The first aspect of diversity is scientific. Designing, assembling, and curating high-quality fragment libraries require the skills of computational, medicinal, and analytical chemists. Screening methods often involve biophysical approaches, such as X-ray crystallography, nuclear magnetic resonance (NMR), surface plasmon resonance (SPR), and more. Medicinal and computational chemists are essential for transforming low-affinity fragments to potent molecules, while biochemists and cell biologists are necessary for characterizing and validating lead compounds in increasingly complicated (and relevant) assays. Pharmacologists are indispensable once compounds are tested in animals, and disease-specific biologists are often needed to interpret results targeting proteins that have never been successfully modulated with a small molecule. In addition, all of this is before a compound is even chosen for clinical development! Drug discovery in general requires multiple skills, but this is all the more true with FBLD.
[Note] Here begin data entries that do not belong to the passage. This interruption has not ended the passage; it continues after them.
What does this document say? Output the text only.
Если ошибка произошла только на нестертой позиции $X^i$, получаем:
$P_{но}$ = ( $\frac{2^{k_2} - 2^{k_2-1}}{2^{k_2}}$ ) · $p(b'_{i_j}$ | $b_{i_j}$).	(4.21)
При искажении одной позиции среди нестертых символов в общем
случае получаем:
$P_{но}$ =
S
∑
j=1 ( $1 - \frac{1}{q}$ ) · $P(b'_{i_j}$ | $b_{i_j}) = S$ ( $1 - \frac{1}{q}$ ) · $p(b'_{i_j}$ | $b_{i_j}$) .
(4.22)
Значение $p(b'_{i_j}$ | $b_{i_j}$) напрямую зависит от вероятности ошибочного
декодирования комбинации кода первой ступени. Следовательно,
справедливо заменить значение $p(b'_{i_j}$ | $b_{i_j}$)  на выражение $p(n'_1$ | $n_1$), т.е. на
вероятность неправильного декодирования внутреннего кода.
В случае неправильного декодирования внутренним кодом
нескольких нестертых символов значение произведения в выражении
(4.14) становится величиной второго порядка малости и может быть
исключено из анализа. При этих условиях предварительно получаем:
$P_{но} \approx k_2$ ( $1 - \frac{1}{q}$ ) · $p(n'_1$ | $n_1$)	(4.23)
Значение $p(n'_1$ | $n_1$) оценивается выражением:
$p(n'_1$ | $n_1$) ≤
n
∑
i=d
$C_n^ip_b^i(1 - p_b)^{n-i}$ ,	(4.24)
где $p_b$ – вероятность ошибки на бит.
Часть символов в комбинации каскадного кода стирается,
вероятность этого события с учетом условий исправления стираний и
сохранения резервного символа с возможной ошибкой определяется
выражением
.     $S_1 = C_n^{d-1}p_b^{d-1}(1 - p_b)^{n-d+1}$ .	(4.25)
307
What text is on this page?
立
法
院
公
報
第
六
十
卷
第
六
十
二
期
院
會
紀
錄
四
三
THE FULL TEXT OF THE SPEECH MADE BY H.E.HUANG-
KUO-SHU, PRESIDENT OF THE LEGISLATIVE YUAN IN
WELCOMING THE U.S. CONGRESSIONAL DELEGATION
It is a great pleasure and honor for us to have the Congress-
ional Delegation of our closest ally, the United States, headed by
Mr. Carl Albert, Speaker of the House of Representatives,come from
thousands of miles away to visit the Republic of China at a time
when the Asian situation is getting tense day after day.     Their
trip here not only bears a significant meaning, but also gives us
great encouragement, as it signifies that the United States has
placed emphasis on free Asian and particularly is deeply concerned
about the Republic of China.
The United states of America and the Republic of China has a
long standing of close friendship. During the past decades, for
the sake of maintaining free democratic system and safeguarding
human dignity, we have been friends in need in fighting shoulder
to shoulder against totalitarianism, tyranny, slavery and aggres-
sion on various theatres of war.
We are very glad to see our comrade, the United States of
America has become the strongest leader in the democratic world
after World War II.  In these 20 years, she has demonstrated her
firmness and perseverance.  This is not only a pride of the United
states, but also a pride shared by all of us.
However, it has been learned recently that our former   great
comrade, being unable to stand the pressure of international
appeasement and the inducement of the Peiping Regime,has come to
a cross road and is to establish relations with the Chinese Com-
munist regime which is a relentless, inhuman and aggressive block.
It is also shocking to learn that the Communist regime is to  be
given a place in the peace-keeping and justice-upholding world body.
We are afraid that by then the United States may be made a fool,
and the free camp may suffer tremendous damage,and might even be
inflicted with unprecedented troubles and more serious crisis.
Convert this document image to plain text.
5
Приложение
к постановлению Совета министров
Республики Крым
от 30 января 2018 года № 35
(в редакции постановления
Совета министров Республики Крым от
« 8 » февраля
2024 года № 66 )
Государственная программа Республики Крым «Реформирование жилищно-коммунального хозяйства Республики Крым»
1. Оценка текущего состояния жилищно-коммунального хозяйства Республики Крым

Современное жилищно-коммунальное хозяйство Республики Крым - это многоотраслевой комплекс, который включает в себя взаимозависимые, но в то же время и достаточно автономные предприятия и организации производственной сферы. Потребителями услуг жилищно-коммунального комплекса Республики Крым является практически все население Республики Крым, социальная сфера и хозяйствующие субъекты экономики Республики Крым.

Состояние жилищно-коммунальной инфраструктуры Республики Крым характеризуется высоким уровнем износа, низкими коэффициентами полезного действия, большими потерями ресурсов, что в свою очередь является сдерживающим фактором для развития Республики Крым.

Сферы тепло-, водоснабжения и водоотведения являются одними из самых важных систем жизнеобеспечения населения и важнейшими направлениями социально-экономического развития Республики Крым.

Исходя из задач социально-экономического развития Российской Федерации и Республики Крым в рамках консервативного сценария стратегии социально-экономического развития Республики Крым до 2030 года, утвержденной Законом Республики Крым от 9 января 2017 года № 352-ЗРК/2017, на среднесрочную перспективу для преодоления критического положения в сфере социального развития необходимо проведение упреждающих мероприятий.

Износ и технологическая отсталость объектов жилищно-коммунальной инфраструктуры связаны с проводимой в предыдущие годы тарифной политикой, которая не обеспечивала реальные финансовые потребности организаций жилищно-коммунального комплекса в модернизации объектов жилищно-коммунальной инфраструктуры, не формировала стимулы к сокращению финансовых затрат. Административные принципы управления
Another aspect of diversity is geographical, as seen clearly in the summary of presentations by country shown in the figure below (
Figure 1). This diversity is a recent phenomenon: I tried to organize an FBLD Symposium for Pacifichem 2005, but was unable to find enough participants from Pacific-rim countries, at least three of which must be represented among the organizers. Indeed, the first major FBLD-based event outside the US and Europe was held in Australia only in 2012 [
5].
The articles in this issue illustrate both aspects of diversity, geographic as well as scientific. Ruan and colleagues from China provide an overview of the FBDD field [
6]. Chemistry is covered in papers by Qingwen Zhang and colleagues in China [
7], as well as Martin Scanlon and colleagues in Australia [
8]. NMR is well-represented by papers from Ray Norton and colleagues in Australia [
9] and Ivanhoe Leung and colleagues in New Zealand [
10] and joins forces with modelling and chemistry in a paper by Thomas Leeper and colleagues in the US [
11]. Another biophysical technique, mass spectrometry, is highlighted in a paper by Pedro and Quinn in Australia [
12], while fragment-based approaches against bacterial pathogens are discussed by Begona Heras and colleagues, also from Australia [
13].
The theme of the 2015 Pacifichem Meeting was Chemical Networking: Building Bridges Across the Pacific. I think everyone would agree that this goal was accomplished. It will be fun to revisit these bridges in 2020 to see how they have strengthened, and to see what new bridges have formed.